Navy’s biofuels push faces opposition from lawmakers

Oskar Garcia Associated Press

ABOARD THE USS NIMITZ – Some 100 nautical miles northeast of Oahu in the Pacific Ocean, a fleet of U.S. Navy fighter jets slings from the deck of the USS Nimitz aircraft carrier, leaving thin trails of smoke on the tight runway.

The operation, part of maneuvers involving several thousand sailors as part of the world’s largest naval exercises in waters off Hawaii, was at the center of a growing controversy involving defense spending and foreign oil.

The dozens of air and sea vessels surrounding the Nimitz – including helicopters, fighter jets and destroyer ships – were running on a biofuel blend that can be substituted for traditional fuel without any engine modifications.

Navy officials say using the alternative fuel helps the military address weaknesses.
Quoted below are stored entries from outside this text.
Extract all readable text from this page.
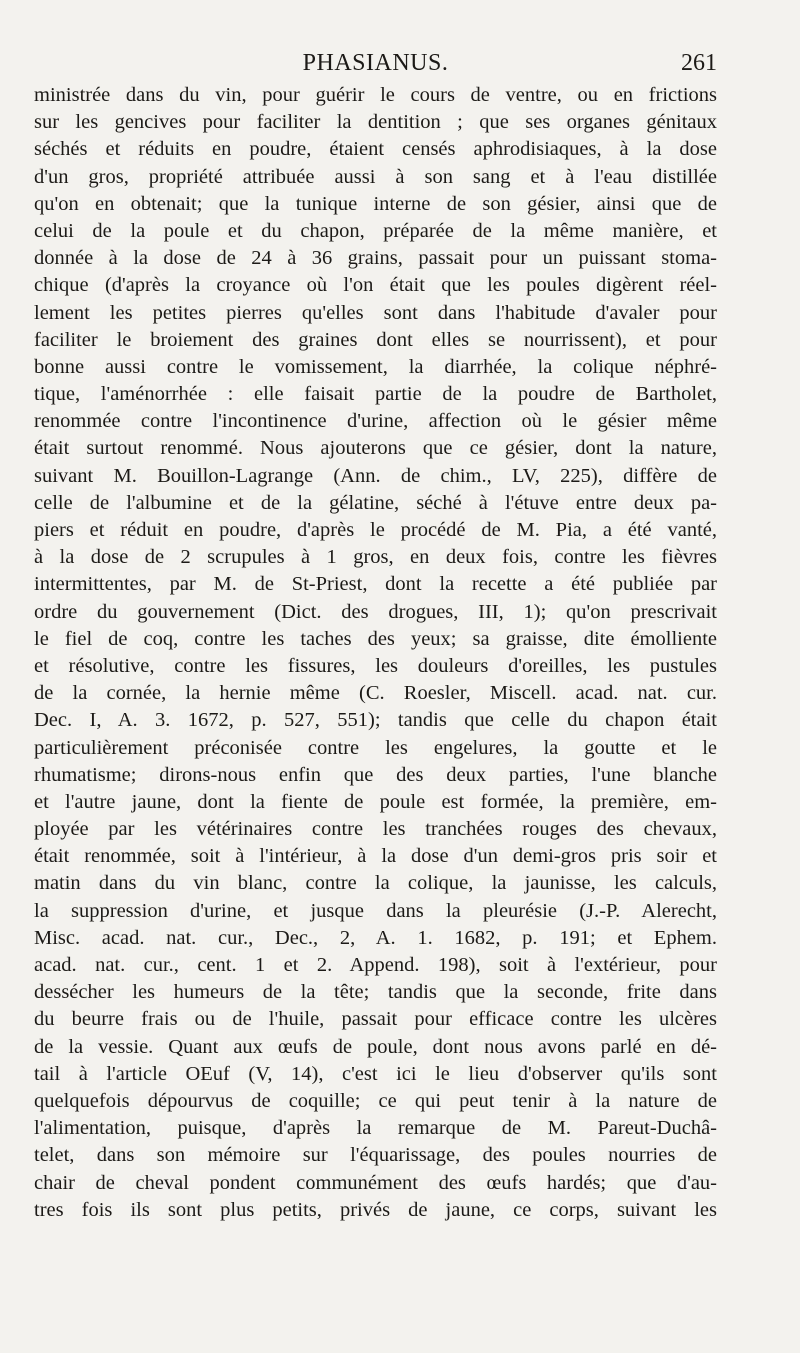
PHASIANUS.	261
ministrée dans du vin, pour guérir le cours de ventre, ou en frictions
sur les gencives pour faciliter la dentition ; que ses organes génitaux
séchés et réduits en poudre, étaient censés aphrodisiaques, à la dose
d'un gros, propriété attribuée aussi à son sang et à l'eau distillée
qu'on en obtenait; que la tunique interne de son gésier, ainsi que de
celui de la poule et du chapon, préparée de la même manière, et
donnée à la dose de 24 à 36 grains, passait pour un puissant stoma-
chique (d'après la croyance où l'on était que les poules digèrent réel-
lement les petites pierres qu'elles sont dans l'habitude d'avaler pour
faciliter le broiement des graines dont elles se nourrissent), et pour
bonne aussi contre le vomissement, la diarrhée, la colique néphré-
tique, l'aménorrhée : elle faisait partie de la poudre de Bartholet,
renommée contre l'incontinence d'urine, affection où le gésier même
était surtout renommé. Nous ajouterons que ce gésier, dont la nature,
suivant M. Bouillon-Lagrange (Ann. de chim., LV, 225), diffère de
celle de l'albumine et de la gélatine, séché à l'étuve entre deux pa-
piers et réduit en poudre, d'après le procédé de M. Pia, a été vanté,
à la dose de 2 scrupules à 1 gros, en deux fois, contre les fièvres
intermittentes, par M. de St-Priest, dont la recette a été publiée par
ordre du gouvernement (Dict. des drogues, III, 1); qu'on prescrivait
le fiel de coq, contre les taches des yeux; sa graisse, dite émolliente
et résolutive, contre les fissures, les douleurs d'oreilles, les pustules
de la cornée, la hernie même (C. Roesler, Miscell. acad. nat. cur.
Dec. I, A. 3. 1672, p. 527, 551); tandis que celle du chapon était
particulièrement préconisée contre les engelures, la goutte et le
rhumatisme; dirons-nous enfin que des deux parties, l'une blanche
et l'autre jaune, dont la fiente de poule est formée, la première, em-
ployée par les vétérinaires contre les tranchées rouges des chevaux,
était renommée, soit à l'intérieur, à la dose d'un demi-gros pris soir et
matin dans du vin blanc, contre la colique, la jaunisse, les calculs,
la suppression d'urine, et jusque dans la pleurésie (J.-P. Alerecht,
Misc. acad. nat. cur., Dec., 2, A. 1. 1682, p. 191; et Ephem.
acad. nat. cur., cent. 1 et 2. Append. 198), soit à l'extérieur, pour
dessécher les humeurs de la tête; tandis que la seconde, frite dans
du beurre frais ou de l'huile, passait pour efficace contre les ulcères
de la vessie. Quant aux œufs de poule, dont nous avons parlé en dé-
tail à l'article OEuf (V, 14), c'est ici le lieu d'observer qu'ils sont
quelquefois dépourvus de coquille; ce qui peut tenir à la nature de
l'alimentation, puisque, d'après la remarque de M. Pareut-Duchâ-
telet, dans son mémoire sur l'équarissage, des poules nourries de
chair de cheval pondent communément des œufs hardés; que d'au-
tres fois ils sont plus petits, privés de jaune, ce corps, suivant les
Operations that use more than 50 million gallons of fuel each month rely on petroleum, making the U.S. military heavily dependent upon foreign oil.

Market volatility causes Navy spending to swing by tens of millions of dollars each time the price of a barrel goes up or down $1.

“We’re not doing it to be faddish, we’re not doing it to be green,” Navy Secretary Ray Mabus said aboard the USS Nimitz on Wednesday. “We’re not doing it for any other reason except it takes care of a military vulnerability that we have.”

He added, “One of the things you better do as a military is take care of those vulnerabilities.”

But the plan to use a 50-50 blend of alternative and petroleum-based fuel has hit a snag – congressional lawmakers who bristle at spending time and money chasing alternative energy at a time when defense spending is being cut and traditional oil is cheaper.

The House was considering Thursday its version of the $608 billion defense spending bill, which cuts $70 million from the Obama administration’s request for domestic development of biofuels production, while adding millions for submarines and Navy destroyers that the Pentagon didn’t request.

The Senate Armed Services Committee last month narrowly passed an amendment to its version of the measure. The provision, pushed by Republican Sens. John McCain of Arizona and Jim Inhofe of Oklahoma, would prohibit military spending on alternative fuels if their costs exceed the cost of traditional fossil fuels.

At the time, McCain said buying biofuel at $26 per gallon – the amount the Navy spent last year for 450,000 gallons of biofuels for this week’s demonstration – isn’t in line with priorities of pursuing energy technology that reduces fuel demand and saves lives.

Inhofe went further, saying the Pentagon “should not be wasting time perpetrating President Obama’s global warming fantasies or his ongoing war on affordable energy.”

The Navy, along with the U.S. Departments of Energy and Agriculture, is spending more than $500 million in pursuit of biofuels and other alternative energy sources like solar and geothermal. The nearly $12 million purchase of the fuel for the demonstration came at a time when the Navy was spending just below $4 per gallon for traditional marine and jet fuel, according to Navy energy officials. The price has dipped dramatically since then, but is expected to rise to about $3.60 by the time the next fiscal year begins.

Mabus said the price of biofuels and other alternative sources will go down dramatically, if the military makes massive purchases. Private industries, including the commercial airline industry, are interested and will join to help lower market prices, he said.

“I’m confident that as we get the story of what the Navy is doing completely out there, as we talk to members of Congress as we have been as we’ve been engaging them, that we will reach a common ground here in terms of making sure that America moves toward energy independence, making sure that America moves toward energy security,” Mabus said.

Mabus said the Navy is still pressing ahead with its goal of getting half its fuel from alternative sources by 2020.